Because a swingline facility is often financed by a single lender, there is often greater flexibility in the amount of loan that can be requested. A revolving line facility often gives the borrower access to loans in a lower minimum amount than would otherwise be required for a syndicated loan from all lenders participating in the credit facility.
Swingline installations have several key features. First, the Swingline Lender is usually obligated to extend Swingline Loans only within its Revolving Credit Commitment and is not obligated to extend Revolving Loans and Swingline Loans beyond that commitment. In other words, the Swingline facility is part of, and not in addition to, the overall commitment of the bank serving as the Swingline lender. If the revolving credit facility is fully funded, the revolving line facility may not be drawn until a portion of the facility has been repaid. Second, the maximum swingline loan amount is almost always specified as a sub-limit in the total revolving credit commitments. The sub-limit could be equal to the commitment of the bank or banks serving as the main lender, but an amount fixed as a percentage of this commitment is very common since an outstanding loan would not allow the commitment of the primary lender to be fully available for a swingline loan. Third, swingline loans are intended only as a short-term stopgap until a revolving credit borrowing from the entire syndicate can be made. As such, Swingline loans are normally required to be repaid no earlier than (i) two to five business days from the date of funding and (ii) the date of the next regular borrowing under the credit agreement. Finally, if for any reason the Borrower fails to repay the Swingline Loans within their prescribed due date (including due to an event of default or intervening bankruptcy), the other Revolving Credit Lenders will be unconditionally obligated, on a joint and several, to buy interests in the swingline loan so that the risk of the swingline loan is shared proportionally among all revolving credit lenders.

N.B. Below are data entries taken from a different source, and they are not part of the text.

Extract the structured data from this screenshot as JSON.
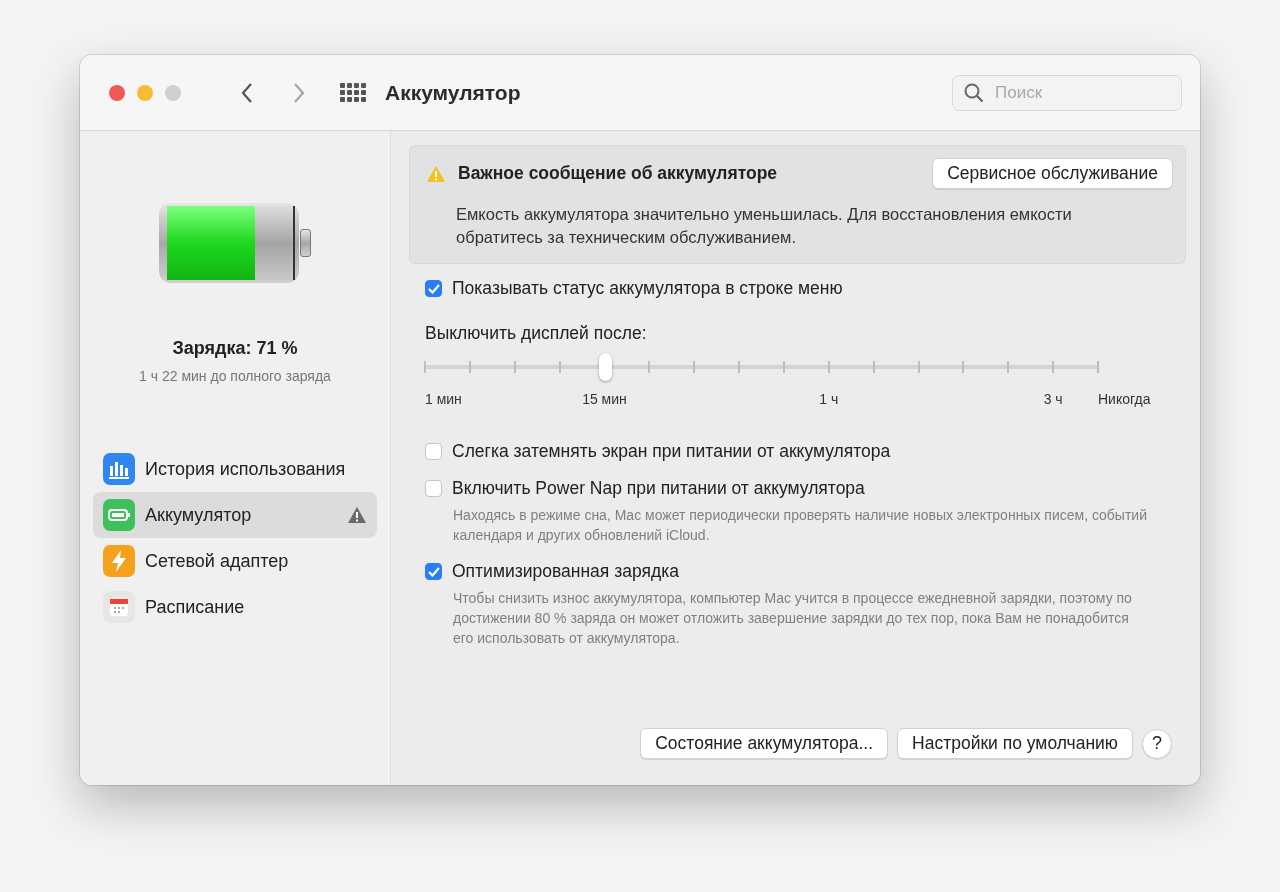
{
  "window": {
    "title": "Аккумулятор",
    "search": {
      "placeholder": "Поиск"
    }
  },
  "sidebar": {
    "battery": {
      "level": 0.71
    },
    "charge_title": "Зарядка: 71 %",
    "charge_subtitle": "1 ч 22 мин до полного заряда",
    "items": [
      {
        "kind": "history",
        "label": "История использования",
        "selected": false,
        "warning": false
      },
      {
        "kind": "battery",
        "label": "Аккумулятор",
        "selected": true,
        "warning": true
      },
      {
        "kind": "adapter",
        "label": "Сетевой адаптер",
        "selected": false,
        "warning": false
      },
      {
        "kind": "schedule",
        "label": "Расписание",
        "selected": false,
        "warning": false
      }
    ]
  },
  "alert": {
    "title": "Важное сообщение об аккумуляторе",
    "button": "Сервисное обслуживание",
    "text": "Емкость аккумулятора значительно уменьшилась. Для восстановления емкости обратитесь за техническим обслуживанием."
  },
  "options": [
    {
      "kind": "checkbox",
      "label": "Показывать статус аккумулятора в строке меню",
      "checked": true
    },
    {
      "kind": "slider",
      "label": "Выключить дисплей после:",
      "level": 0.267,
      "ticks": [
        {
          "kind": "labeled",
          "label": "1 мин"
        },
        {
          "kind": "plain"
        },
        {
          "kind": "plain"
        },
        {
          "kind": "plain"
        },
        {
          "kind": "labeled",
          "label": "15 мин"
        },
        {
          "kind": "plain"
        },
        {
          "kind": "plain"
        },
        {
          "kind": "plain"
        },
        {
          "kind": "plain"
        },
        {
          "kind": "labeled",
          "label": "1 ч"
        },
        {
          "kind": "plain"
        },
        {
          "kind": "plain"
        },
        {
          "kind": "plain"
        },
        {
          "kind": "plain"
        },
        {
          "kind": "labeled",
          "label": "3 ч"
        },
        {
          "kind": "labeled",
          "label": "Никогда"
        }
      ]
    },
    {
      "kind": "checkbox",
      "label": "Слегка затемнять экран при питании от аккумулятора",
      "checked": false
    },
    {
      "kind": "checkbox",
      "label": "Включить Power Nap при питании от аккумулятора",
      "checked": false,
      "description": "Находясь в режиме сна, Mac может периодически проверять наличие новых электронных писем, событий календаря и других обновлений iCloud."
    },
    {
      "kind": "checkbox",
      "label": "Оптимизированная зарядка",
      "checked": true,
      "description": "Чтобы снизить износ аккумулятора, компьютер Mac учится в процессе ежедневной зарядки, поэтому по достижении 80 % заряда он может отложить завершение зарядки до тех пор, пока Вам не понадобится его использовать от аккумулятора."
    }
  ],
  "buttons": [
    {
      "kind": "text",
      "label": "Состояние аккумулятора..."
    },
    {
      "kind": "text",
      "label": "Настройки по умолчанию"
    },
    {
      "kind": "help",
      "label": "?"
    }
  ]
}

Another key point is that swingline borrowings almost always bear interest at the base rate and, in the United States, are almost always limited to dollar-denominated loans. Further, the leasing facility is not intended to permit same day borrowing and repayment to avoid incurring interest. We almost always see the Swingline facility drafted to require that a Swingline loan requires the payment of interest at the base rate for at least one day.
A common syndication strategy is to establish a credit facility for the purpose of future syndication. In these cases, the documentation may include the mechanics of the swingline facility, but the functionality of these provisions does not apply until at least one lender other than the swingline lender joins the facility.
Finally, the conditions precedent to the granting of a swingline loan reflect those of a conventional revolving credit loan. The Swingline facilities are not intended to be a means of avoiding join requirements applicable to a new borrower, in particular know your customer requirements. In other words, if the Swingline lender has received all necessary KYC approvals, but not one or more other syndicate members, the Swingline facility is not intended to be a means of giving the new borrower the access to funds. short term until full KYC checks are completed for all syndicate members. The Line of Credit Facility is only available to borrowers who are fully associated with the Credit Facility and have fully satisfied the loan documentation requirements as they apply to all syndicate lenders.